I blinked. “What was…” I shook my head. “How?”
She didn’t answer my question, but her eyes sparkled as she looked at me and said, “Here you go.”
A little stunned by how odd that had been, I reached into my pocket, pulled out a wad of cash and tipped them both well. That had been the most entertainment I’d had in days, sadly.
I grabbed hold of the cup and sniffed it tentatively. All I smelled was the bitter, slightly burnt scent of black gold.
Needing the jolt of caffeine more than I mourned the loss of my delicious squid ink, I took a large swig. The texture was velvety and rich as it slid down the back of my throat, like warmed caramel with hints of bitter dark chocolate. I sighed as that wondrous elixir worked its magick on me.

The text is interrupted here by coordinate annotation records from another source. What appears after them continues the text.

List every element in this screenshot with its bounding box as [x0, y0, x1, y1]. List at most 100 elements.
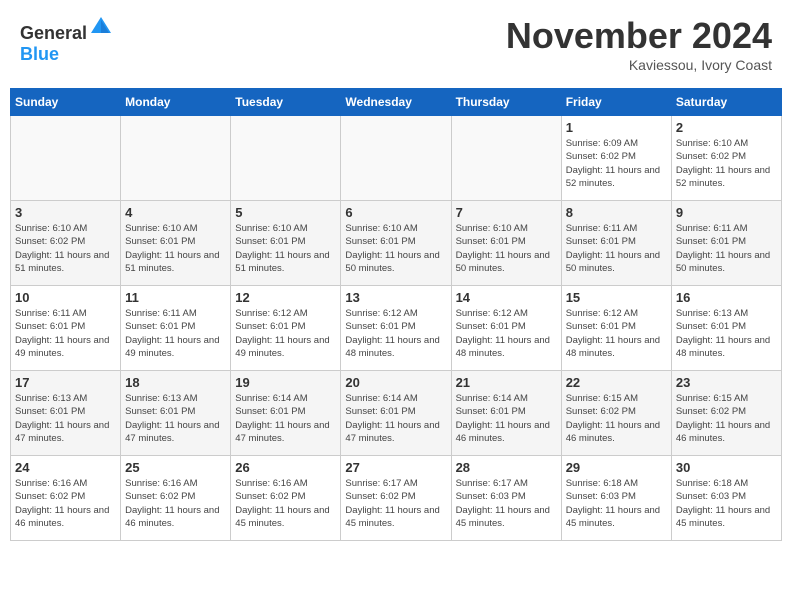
day-info: Sunrise: 6:13 AMSunset: 6:01 PMDaylight:… — [15, 392, 116, 445]
weekday-header-friday: Friday — [561, 89, 671, 116]
day-cell-10: 10 Sunrise: 6:11 AMSunset: 6:01 PMDayligh… — [11, 286, 121, 371]
day-number: 13 — [345, 290, 446, 305]
day-number: 8 — [566, 205, 667, 220]
day-cell-1: 1Sunrise: 6:09 AMSunset: 6:02 PMDaylight… — [561, 116, 671, 201]
day-cell-21: 21 Sunrise: 6:14 AMSunset: 6:01 PMDayligh… — [451, 371, 561, 456]
day-cell-14: 14 Sunrise: 6:12 AMSunset: 6:01 PMDayligh… — [451, 286, 561, 371]
day-number: 25 — [125, 460, 226, 475]
day-number: 23 — [676, 375, 777, 390]
day-info: Sunrise: 6:11 AMSunset: 6:01 PMDaylight:… — [566, 222, 667, 275]
day-cell-24: 24 Sunrise: 6:16 AMSunset: 6:02 PMDayligh… — [11, 456, 121, 541]
day-info: Sunrise: 6:10 AMSunset: 6:01 PMDaylight:… — [345, 222, 446, 275]
day-number: 30 — [676, 460, 777, 475]
day-info: Sunrise: 6:12 AMSunset: 6:01 PMDaylight:… — [235, 307, 336, 360]
day-number: 16 — [676, 290, 777, 305]
day-info: Sunrise: 6:10 AMSunset: 6:01 PMDaylight:… — [125, 222, 226, 275]
day-number: 6 — [345, 205, 446, 220]
day-number: 22 — [566, 375, 667, 390]
day-number: 26 — [235, 460, 336, 475]
header: General Blue November 2024 Kaviessou, Iv… — [10, 10, 782, 78]
day-cell-22: 22 Sunrise: 6:15 AMSunset: 6:02 PMDayligh… — [561, 371, 671, 456]
week-row-2: 3Sunrise: 6:10 AMSunset: 6:02 PMDaylight… — [11, 201, 782, 286]
day-cell-18: 18 Sunrise: 6:13 AMSunset: 6:01 PMDayligh… — [121, 371, 231, 456]
day-number: 14 — [456, 290, 557, 305]
day-cell-5: 5 Sunrise: 6:10 AMSunset: 6:01 PMDaylight… — [231, 201, 341, 286]
day-number: 4 — [125, 205, 226, 220]
week-row-1: 1Sunrise: 6:09 AMSunset: 6:02 PMDaylight… — [11, 116, 782, 201]
day-cell-13: 13 Sunrise: 6:12 AMSunset: 6:01 PMDayligh… — [341, 286, 451, 371]
day-cell-25: 25 Sunrise: 6:16 AMSunset: 6:02 PMDayligh… — [121, 456, 231, 541]
empty-cell — [121, 116, 231, 201]
empty-cell — [451, 116, 561, 201]
day-cell-16: 16 Sunrise: 6:13 AMSunset: 6:01 PMDayligh… — [671, 286, 781, 371]
day-number: 19 — [235, 375, 336, 390]
location: Kaviessou, Ivory Coast — [506, 57, 772, 73]
day-cell-19: 19 Sunrise: 6:14 AMSunset: 6:01 PMDayligh… — [231, 371, 341, 456]
weekday-header-sunday: Sunday — [11, 89, 121, 116]
weekday-header-saturday: Saturday — [671, 89, 781, 116]
day-number: 28 — [456, 460, 557, 475]
day-info: Sunrise: 6:12 AMSunset: 6:01 PMDaylight:… — [566, 307, 667, 360]
day-cell-15: 15 Sunrise: 6:12 AMSunset: 6:01 PMDayligh… — [561, 286, 671, 371]
week-row-5: 24 Sunrise: 6:16 AMSunset: 6:02 PMDayligh… — [11, 456, 782, 541]
day-number: 18 — [125, 375, 226, 390]
day-number: 15 — [566, 290, 667, 305]
day-info: Sunrise: 6:10 AMSunset: 6:01 PMDaylight:… — [456, 222, 557, 275]
day-number: 1 — [566, 120, 667, 135]
day-info: Sunrise: 6:12 AMSunset: 6:01 PMDaylight:… — [456, 307, 557, 360]
empty-cell — [231, 116, 341, 201]
day-number: 24 — [15, 460, 116, 475]
empty-cell — [11, 116, 121, 201]
week-row-3: 10 Sunrise: 6:11 AMSunset: 6:01 PMDayligh… — [11, 286, 782, 371]
day-info: Sunrise: 6:17 AMSunset: 6:02 PMDaylight:… — [345, 477, 446, 530]
day-cell-8: 8 Sunrise: 6:11 AMSunset: 6:01 PMDaylight… — [561, 201, 671, 286]
day-cell-23: 23Sunrise: 6:15 AMSunset: 6:02 PMDayligh… — [671, 371, 781, 456]
month-title: November 2024 — [506, 15, 772, 57]
logo-icon — [89, 15, 113, 39]
day-cell-26: 26 Sunrise: 6:16 AMSunset: 6:02 PMDayligh… — [231, 456, 341, 541]
day-number: 5 — [235, 205, 336, 220]
day-number: 11 — [125, 290, 226, 305]
day-cell-30: 30 Sunrise: 6:18 AMSunset: 6:03 PMDayligh… — [671, 456, 781, 541]
day-info: Sunrise: 6:10 AMSunset: 6:02 PMDaylight:… — [676, 137, 777, 190]
day-info: Sunrise: 6:13 AMSunset: 6:01 PMDaylight:… — [676, 307, 777, 360]
logo-blue: Blue — [20, 44, 59, 64]
day-cell-12: 12 Sunrise: 6:12 AMSunset: 6:01 PMDayligh… — [231, 286, 341, 371]
day-number: 9 — [676, 205, 777, 220]
day-info: Sunrise: 6:13 AMSunset: 6:01 PMDaylight:… — [125, 392, 226, 445]
weekday-header-monday: Monday — [121, 89, 231, 116]
day-cell-28: 28 Sunrise: 6:17 AMSunset: 6:03 PMDayligh… — [451, 456, 561, 541]
day-cell-27: 27 Sunrise: 6:17 AMSunset: 6:02 PMDayligh… — [341, 456, 451, 541]
calendar: SundayMondayTuesdayWednesdayThursdayFrid… — [10, 88, 782, 541]
day-number: 21 — [456, 375, 557, 390]
day-info: Sunrise: 6:16 AMSunset: 6:02 PMDaylight:… — [235, 477, 336, 530]
day-info: Sunrise: 6:16 AMSunset: 6:02 PMDaylight:… — [15, 477, 116, 530]
day-info: Sunrise: 6:18 AMSunset: 6:03 PMDaylight:… — [676, 477, 777, 530]
day-cell-11: 11 Sunrise: 6:11 AMSunset: 6:01 PMDayligh… — [121, 286, 231, 371]
day-cell-6: 6 Sunrise: 6:10 AMSunset: 6:01 PMDaylight… — [341, 201, 451, 286]
weekday-header-row: SundayMondayTuesdayWednesdayThursdayFrid… — [11, 89, 782, 116]
day-info: Sunrise: 6:14 AMSunset: 6:01 PMDaylight:… — [345, 392, 446, 445]
day-info: Sunrise: 6:14 AMSunset: 6:01 PMDaylight:… — [456, 392, 557, 445]
weekday-header-wednesday: Wednesday — [341, 89, 451, 116]
day-number: 12 — [235, 290, 336, 305]
day-info: Sunrise: 6:10 AMSunset: 6:01 PMDaylight:… — [235, 222, 336, 275]
day-info: Sunrise: 6:10 AMSunset: 6:02 PMDaylight:… — [15, 222, 116, 275]
day-info: Sunrise: 6:14 AMSunset: 6:01 PMDaylight:… — [235, 392, 336, 445]
day-info: Sunrise: 6:17 AMSunset: 6:03 PMDaylight:… — [456, 477, 557, 530]
day-cell-20: 20Sunrise: 6:14 AMSunset: 6:01 PMDayligh… — [341, 371, 451, 456]
day-info: Sunrise: 6:15 AMSunset: 6:02 PMDaylight:… — [566, 392, 667, 445]
day-number: 10 — [15, 290, 116, 305]
day-number: 2 — [676, 120, 777, 135]
day-number: 29 — [566, 460, 667, 475]
day-info: Sunrise: 6:11 AMSunset: 6:01 PMDaylight:… — [15, 307, 116, 360]
day-info: Sunrise: 6:11 AMSunset: 6:01 PMDaylight:… — [125, 307, 226, 360]
day-number: 17 — [15, 375, 116, 390]
day-number: 27 — [345, 460, 446, 475]
logo-general: General — [20, 23, 87, 43]
day-cell-2: 2 Sunrise: 6:10 AMSunset: 6:02 PMDaylight… — [671, 116, 781, 201]
day-cell-17: 17 Sunrise: 6:13 AMSunset: 6:01 PMDayligh… — [11, 371, 121, 456]
day-cell-7: 7Sunrise: 6:10 AMSunset: 6:01 PMDaylight… — [451, 201, 561, 286]
day-info: Sunrise: 6:12 AMSunset: 6:01 PMDaylight:… — [345, 307, 446, 360]
day-info: Sunrise: 6:16 AMSunset: 6:02 PMDaylight:… — [125, 477, 226, 530]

The shots of whatever had clearly been a gimmick. I couldn’t even taste them—though to be honest, I had no idea what forbearance or qui vive was supposed to taste like—but I could grudgingly admit that the coffee wasn’t as noxious as I’d expected it would be. I took another, bigger sip, loving the feel of it warming my belly, then I started to move.
“Finally! Rude much?” the female behind me asked with a snort.